But for an open source project which was at a very early stage, people would not invest so much in running that scale, so it needs to be very easy to run it in a single laptop environment or a single VM environment, and then as people get confidence in that, they can mature to dedicate more resources and more engineers so that's what we have seen.
I think after June or July of 2021, let's say four-five months down the line, we decided that hey like Druid may be very complex for our project, and hence we shifted to ClickHouse and ClickHouse has been much better at performance.

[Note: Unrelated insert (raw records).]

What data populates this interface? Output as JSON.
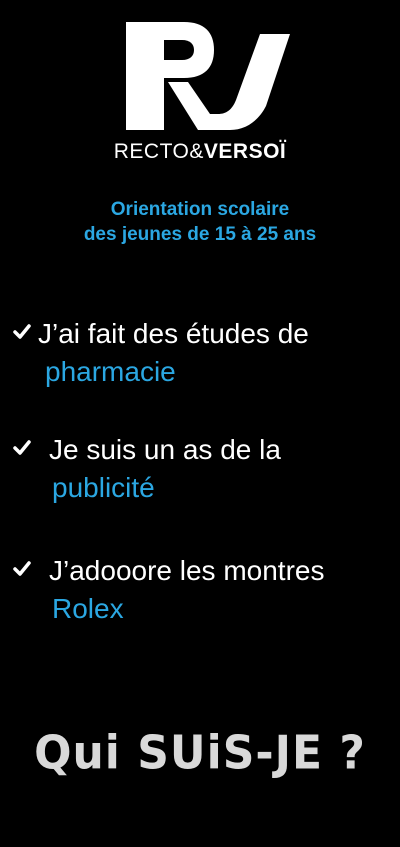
{
  "brand": {
    "logo_icon": "rv-logo-icon",
    "name_light": "RECTO&",
    "name_bold": "VERSOÏ",
    "color_logo": "#ffffff"
  },
  "subtitle": {
    "line1": "Orientation scolaire",
    "line2": "des jeunes de 15 à 25 ans",
    "color": "#2ba7e2"
  },
  "clues": [
    {
      "icon": "check-icon",
      "text": "J’ai fait des études de",
      "highlight": "pharmacie"
    },
    {
      "icon": "check-icon",
      "text": "Je suis un as de la",
      "highlight": "publicité"
    },
    {
      "icon": "check-icon",
      "text": "J’adooore les montres",
      "highlight": "Rolex"
    }
  ],
  "question": "Qui SUiS-JE ?",
  "colors": {
    "background": "#000000",
    "accent": "#2ba7e2",
    "text": "#ffffff",
    "question": "#d9d9d9"
  }
}
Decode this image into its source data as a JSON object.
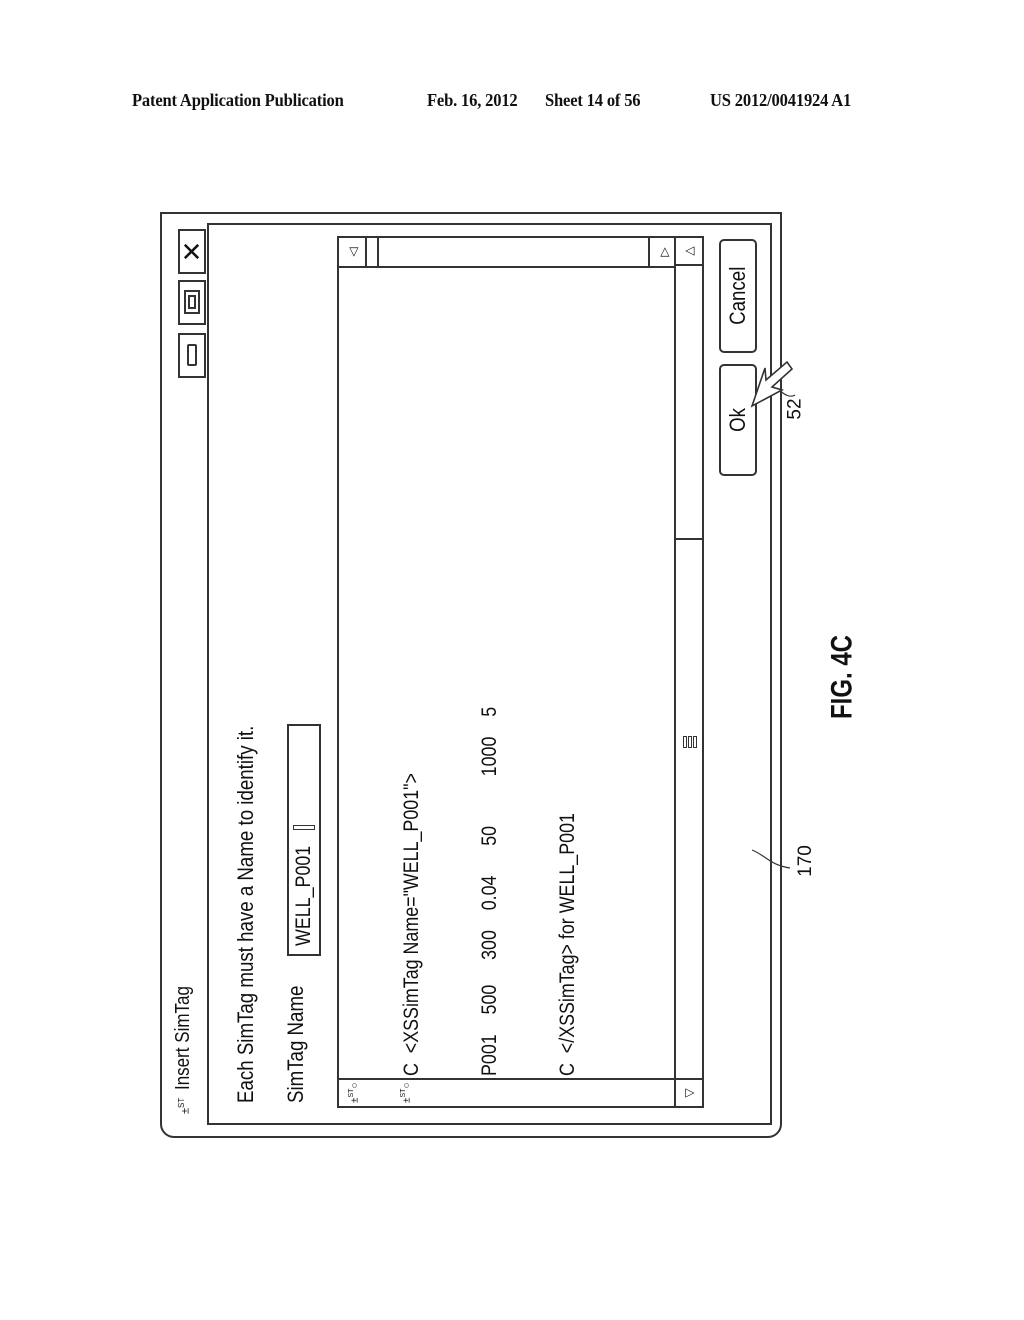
{
  "header": {
    "publication": "Patent Application Publication",
    "date": "Feb. 16, 2012",
    "sheet": "Sheet 14 of 56",
    "number": "US 2012/0041924 A1"
  },
  "dialog": {
    "title": "Insert SimTag",
    "title_icon": "simtag-icon",
    "window_buttons": [
      "minimize",
      "maximize",
      "close"
    ],
    "instruction": "Each SimTag must have a Name to identify it.",
    "name_label": "SimTag Name",
    "name_value": "WELL_P001",
    "code_lines": [
      "C  <XSSimTag Name=\"WELL_P001\">",
      "P001    500     300    0.04      50          1000    5",
      "C  </XSSimTag> for WELL_P001"
    ],
    "ok_label": "Ok",
    "cancel_label": "Cancel"
  },
  "callouts": {
    "window_ref": "170",
    "pointer_ref": "52"
  },
  "figure_label": "FIG. 4C"
}
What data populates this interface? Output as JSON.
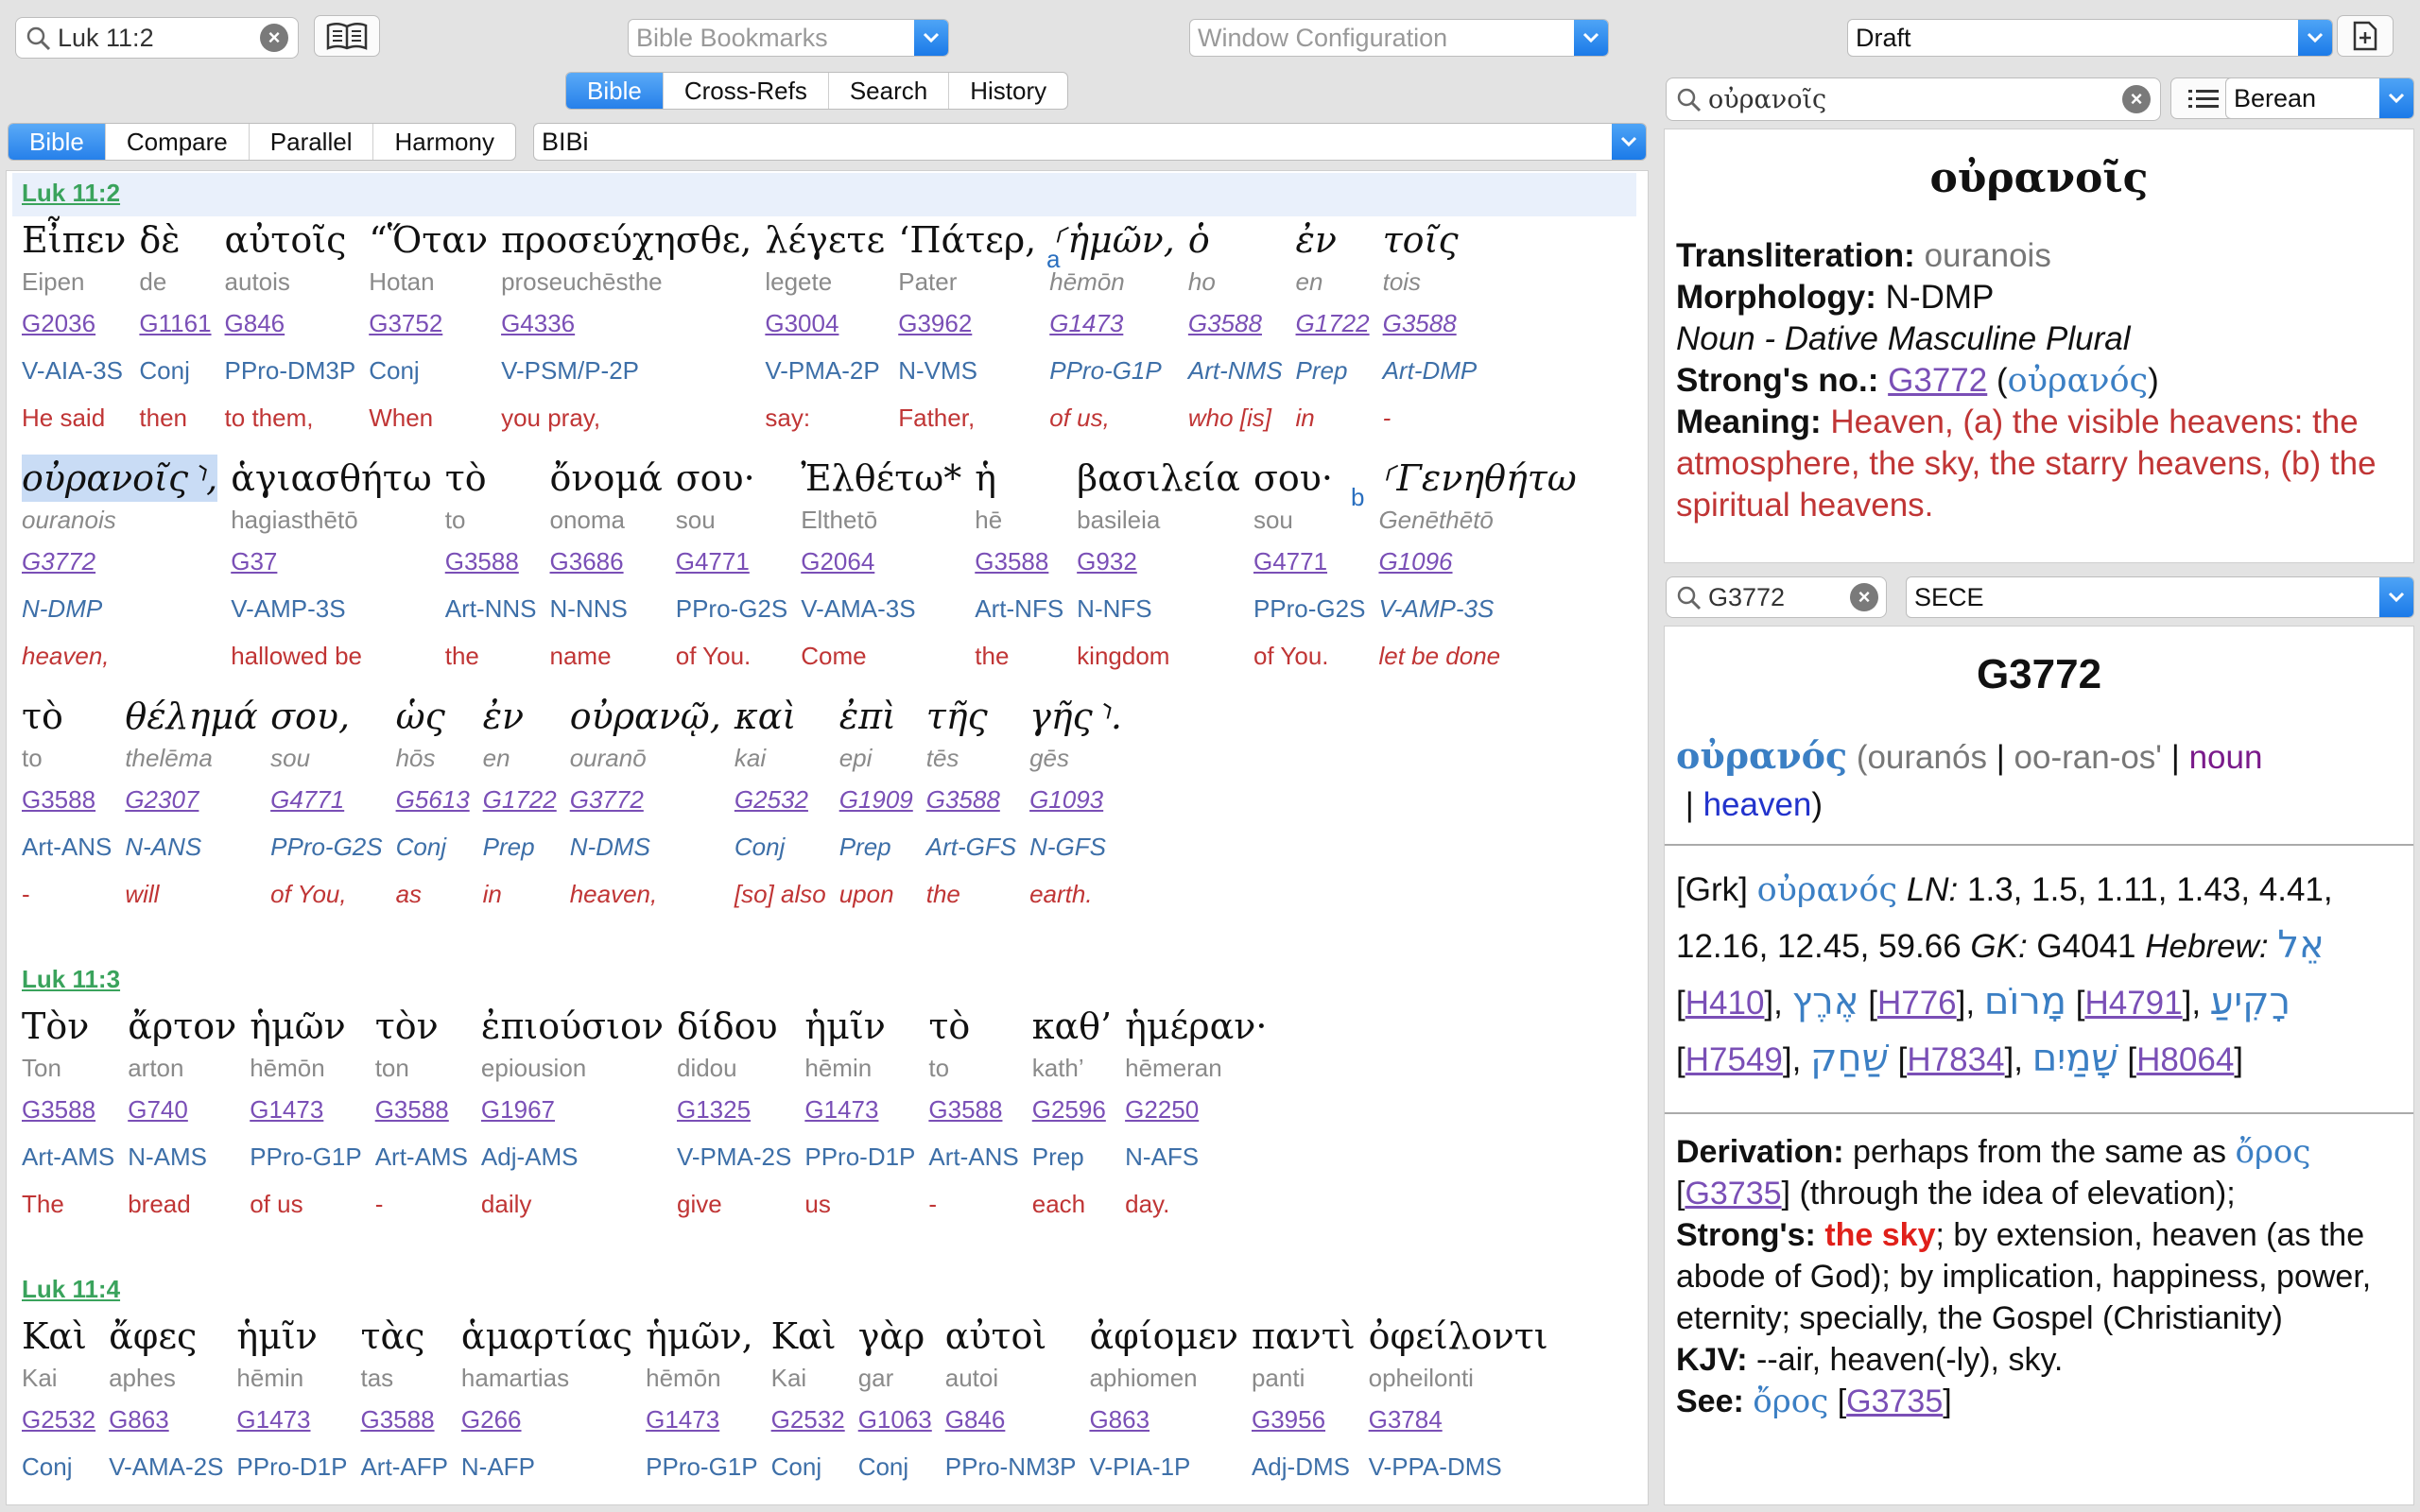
{
  "toolbar": {
    "reference_value": "Luk 11:2",
    "bookmarks_placeholder": "Bible Bookmarks",
    "window_config_placeholder": "Window Configuration",
    "draft_value": "Draft"
  },
  "main_tabs": [
    "Bible",
    "Cross-Refs",
    "Search",
    "History"
  ],
  "view_tabs": [
    "Bible",
    "Compare",
    "Parallel",
    "Harmony"
  ],
  "version": "BIBi",
  "verses": [
    {
      "ref": "Luk 11:2",
      "lines": [
        {
          "words": [
            {
              "g": "Εἶπεν",
              "t": "Eipen",
              "s": "G2036",
              "m": "V-AIA-3S",
              "e": "He said"
            },
            {
              "g": "δὲ",
              "t": "de",
              "s": "G1161",
              "m": "Conj",
              "e": "then"
            },
            {
              "g": "αὐτοῖς",
              "t": "autois",
              "s": "G846",
              "m": "PPro-DM3P",
              "e": "to them,"
            },
            {
              "g": "“Ὅταν",
              "t": "Hotan",
              "s": "G3752",
              "m": "Conj",
              "e": "When"
            },
            {
              "g": "προσεύχησθε,",
              "t": "proseuchēsthe",
              "s": "G4336",
              "m": "V-PSM/P-2P",
              "e": "you pray,"
            },
            {
              "g": "λέγετε",
              "t": "legete",
              "s": "G3004",
              "m": "V-PMA-2P",
              "e": "say:"
            },
            {
              "g": "‘Πάτερ,",
              "t": "Pater",
              "s": "G3962",
              "m": "N-VMS",
              "e": "Father,"
            },
            {
              "g": "⸂ἡμῶν,",
              "t": "hēmōn",
              "s": "G1473",
              "m": "PPro-G1P",
              "e": "of us,",
              "it": true
            },
            {
              "g": "ὁ",
              "t": "ho",
              "s": "G3588",
              "m": "Art-NMS",
              "e": "who [is]",
              "it": true
            },
            {
              "g": "ἐν",
              "t": "en",
              "s": "G1722",
              "m": "Prep",
              "e": "in",
              "it": true
            },
            {
              "g": "τοῖς",
              "t": "tois",
              "s": "G3588",
              "m": "Art-DMP",
              "e": "-",
              "it": true
            }
          ]
        },
        {
          "words": [
            {
              "g": "οὐρανοῖς⸃,",
              "t": "ouranois",
              "s": "G3772",
              "m": "N-DMP",
              "e": "heaven,",
              "it": true
            },
            {
              "g": "ἁγιασθήτω",
              "t": "hagiasthētō",
              "s": "G37",
              "m": "V-AMP-3S",
              "e": "hallowed be"
            },
            {
              "g": "τὸ",
              "t": "to",
              "s": "G3588",
              "m": "Art-NNS",
              "e": "the"
            },
            {
              "g": "ὄνομά",
              "t": "onoma",
              "s": "G3686",
              "m": "N-NNS",
              "e": "name"
            },
            {
              "g": "σου·",
              "t": "sou",
              "s": "G4771",
              "m": "PPro-G2S",
              "e": "of You."
            },
            {
              "g": "Ἐλθέτω*",
              "t": "Elthetō",
              "s": "G2064",
              "m": "V-AMA-3S",
              "e": "Come"
            },
            {
              "g": "ἡ",
              "t": "hē",
              "s": "G3588",
              "m": "Art-NFS",
              "e": "the"
            },
            {
              "g": "βασιλεία",
              "t": "basileia",
              "s": "G932",
              "m": "N-NFS",
              "e": "kingdom"
            },
            {
              "g": "σου·",
              "t": "sou",
              "s": "G4771",
              "m": "PPro-G2S",
              "e": "of You."
            },
            {
              "g": "⸂Γενηθήτω",
              "t": "Genēthētō",
              "s": "G1096",
              "m": "V-AMP-3S",
              "e": "let be done",
              "it": true
            }
          ]
        },
        {
          "words": [
            {
              "g": "τὸ",
              "t": "to",
              "s": "G3588",
              "m": "Art-ANS",
              "e": "-"
            },
            {
              "g": "θέλημά",
              "t": "thelēma",
              "s": "G2307",
              "m": "N-ANS",
              "e": "will",
              "it": true
            },
            {
              "g": "σου,",
              "t": "sou",
              "s": "G4771",
              "m": "PPro-G2S",
              "e": "of You,",
              "it": true
            },
            {
              "g": "ὡς",
              "t": "hōs",
              "s": "G5613",
              "m": "Conj",
              "e": "as",
              "it": true
            },
            {
              "g": "ἐν",
              "t": "en",
              "s": "G1722",
              "m": "Prep",
              "e": "in",
              "it": true
            },
            {
              "g": "οὐρανῷ,",
              "t": "ouranō",
              "s": "G3772",
              "m": "N-DMS",
              "e": "heaven,",
              "it": true
            },
            {
              "g": "καὶ",
              "t": "kai",
              "s": "G2532",
              "m": "Conj",
              "e": "[so] also",
              "it": true
            },
            {
              "g": "ἐπὶ",
              "t": "epi",
              "s": "G1909",
              "m": "Prep",
              "e": "upon",
              "it": true
            },
            {
              "g": "τῆς",
              "t": "tēs",
              "s": "G3588",
              "m": "Art-GFS",
              "e": "the",
              "it": true
            },
            {
              "g": "γῆς⸃.",
              "t": "gēs",
              "s": "G1093",
              "m": "N-GFS",
              "e": "earth.",
              "it": true
            }
          ]
        }
      ]
    },
    {
      "ref": "Luk 11:3",
      "lines": [
        {
          "words": [
            {
              "g": "Τὸν",
              "t": "Ton",
              "s": "G3588",
              "m": "Art-AMS",
              "e": "The"
            },
            {
              "g": "ἄρτον",
              "t": "arton",
              "s": "G740",
              "m": "N-AMS",
              "e": "bread"
            },
            {
              "g": "ἡμῶν",
              "t": "hēmōn",
              "s": "G1473",
              "m": "PPro-G1P",
              "e": "of us"
            },
            {
              "g": "τὸν",
              "t": "ton",
              "s": "G3588",
              "m": "Art-AMS",
              "e": "-"
            },
            {
              "g": "ἐπιούσιον",
              "t": "epiousion",
              "s": "G1967",
              "m": "Adj-AMS",
              "e": "daily"
            },
            {
              "g": "δίδου",
              "t": "didou",
              "s": "G1325",
              "m": "V-PMA-2S",
              "e": "give"
            },
            {
              "g": "ἡμῖν",
              "t": "hēmin",
              "s": "G1473",
              "m": "PPro-D1P",
              "e": "us"
            },
            {
              "g": "τὸ",
              "t": "to",
              "s": "G3588",
              "m": "Art-ANS",
              "e": "-"
            },
            {
              "g": "καθ’",
              "t": "kath’",
              "s": "G2596",
              "m": "Prep",
              "e": "each"
            },
            {
              "g": "ἡμέραν·",
              "t": "hēmeran",
              "s": "G2250",
              "m": "N-AFS",
              "e": "day."
            }
          ]
        }
      ]
    },
    {
      "ref": "Luk 11:4",
      "lines": [
        {
          "words": [
            {
              "g": "Καὶ",
              "t": "Kai",
              "s": "G2532",
              "m": "Conj",
              "e": ""
            },
            {
              "g": "ἄφες",
              "t": "aphes",
              "s": "G863",
              "m": "V-AMA-2S",
              "e": ""
            },
            {
              "g": "ἡμῖν",
              "t": "hēmin",
              "s": "G1473",
              "m": "PPro-D1P",
              "e": ""
            },
            {
              "g": "τὰς",
              "t": "tas",
              "s": "G3588",
              "m": "Art-AFP",
              "e": ""
            },
            {
              "g": "ἁμαρτίας",
              "t": "hamartias",
              "s": "G266",
              "m": "N-AFP",
              "e": ""
            },
            {
              "g": "ἡμῶν,",
              "t": "hēmōn",
              "s": "G1473",
              "m": "PPro-G1P",
              "e": ""
            },
            {
              "g": "Καὶ",
              "t": "Kai",
              "s": "G2532",
              "m": "Conj",
              "e": ""
            },
            {
              "g": "γὰρ",
              "t": "gar",
              "s": "G1063",
              "m": "Conj",
              "e": ""
            },
            {
              "g": "αὐτοὶ",
              "t": "autoi",
              "s": "G846",
              "m": "PPro-NM3P",
              "e": ""
            },
            {
              "g": "ἀφίομεν",
              "t": "aphiomen",
              "s": "G863",
              "m": "V-PIA-1P",
              "e": ""
            },
            {
              "g": "παντὶ",
              "t": "panti",
              "s": "G3956",
              "m": "Adj-DMS",
              "e": ""
            },
            {
              "g": "ὀφείλοντι",
              "t": "opheilonti",
              "s": "G3784",
              "m": "V-PPA-DMS",
              "e": ""
            }
          ]
        }
      ]
    }
  ],
  "notes": [
    "a",
    "b"
  ],
  "lexicon_panel": {
    "search_value": "οὐρανοῖς",
    "source": "Berean",
    "headword": "οὐρανοῖς",
    "transliteration_label": "Transliteration:",
    "transliteration": "ouranois",
    "morphology_label": "Morphology:",
    "morphology": "N-DMP",
    "morph_desc": "Noun - Dative Masculine Plural",
    "strongs_label": "Strong's no.:",
    "strongs_no": "G3772",
    "strongs_greek": "οὐρανός",
    "meaning_label": "Meaning:",
    "meaning": "Heaven, (a) the visible heavens: the atmosphere, the sky, the starry heavens, (b) the spiritual heavens."
  },
  "dictionary_panel": {
    "search_value": "G3772",
    "source": "SECE",
    "title": "G3772",
    "lemma": "οὐρανός",
    "translit": "ouranós",
    "pronunciation": "oo-ran-os'",
    "pos": "noun",
    "gloss": "heaven",
    "grk_label": "[Grk]",
    "grk_word": "οὐρανός",
    "ln_label": "LN:",
    "ln_values": "1.3, 1.5, 1.11, 1.43, 4.41, 12.16, 12.45, 59.66",
    "gk_label": "GK:",
    "gk_value": "G4041",
    "hebrew_label": "Hebrew:",
    "hebrew": [
      {
        "word": "אֵל",
        "code": "H410"
      },
      {
        "word": "אֶרֶץ",
        "code": "H776"
      },
      {
        "word": "מָרוֹם",
        "code": "H4791"
      },
      {
        "word": "רָקִיעַ",
        "code": "H7549"
      },
      {
        "word": "שַׁחַק",
        "code": "H7834"
      },
      {
        "word": "שָׁמַיִם",
        "code": "H8064"
      }
    ],
    "derivation_label": "Derivation:",
    "derivation_pre": "perhaps from the same as",
    "derivation_word": "ὄρος",
    "derivation_code": "G3735",
    "derivation_post": "(through the idea of elevation);",
    "strongs_label": "Strong's:",
    "strongs_hl": "the sky",
    "strongs_text": "; by extension, heaven (as the abode of God); by implication, happiness, power, eternity; specially, the Gospel (Christianity)",
    "kjv_label": "KJV:",
    "kjv_text": "--air, heaven(-ly), sky.",
    "see_label": "See:",
    "see_word": "ὄρος",
    "see_code": "G3735"
  }
}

The beauty about ClickHouse is that it starts very quickly, you can start with a single binary and get started very quickly with minimal resources, you don't need multiple components and even if you run ClickHouse in a full CPU machine, it's able to handle a decent amount of scale.
People can get confident that this database works and this can handle scale and then we can get into like running it in bigger machines or running it in Kubernetes clusters, but that was important for us and that drove adoption for our project, as a lot that it was very easy to install.
Do you still have to run Kafka in front of it when it scales or is not required?
As of now, we don't have Kafka in our architecture but I think we will need to introduce it because we are seeing customers or users using us at a much higher scale. Today, you can just run with ClickHouse and it's able to scale decently well. Now we have also introduced logs so we'll need to include Kafka in front of it but now this time it will be an optional component at least that's the learning from our last foray into this.
Yep makes sense.
So I wanted to ask a little bit about how the project's going, I always take a look and see all the contributions and stars on your GitHub, so maybe you can tell us how the users and adoption have been?
Yeah sure so I think adoption has been great for us especially after we moved to ClickHouse.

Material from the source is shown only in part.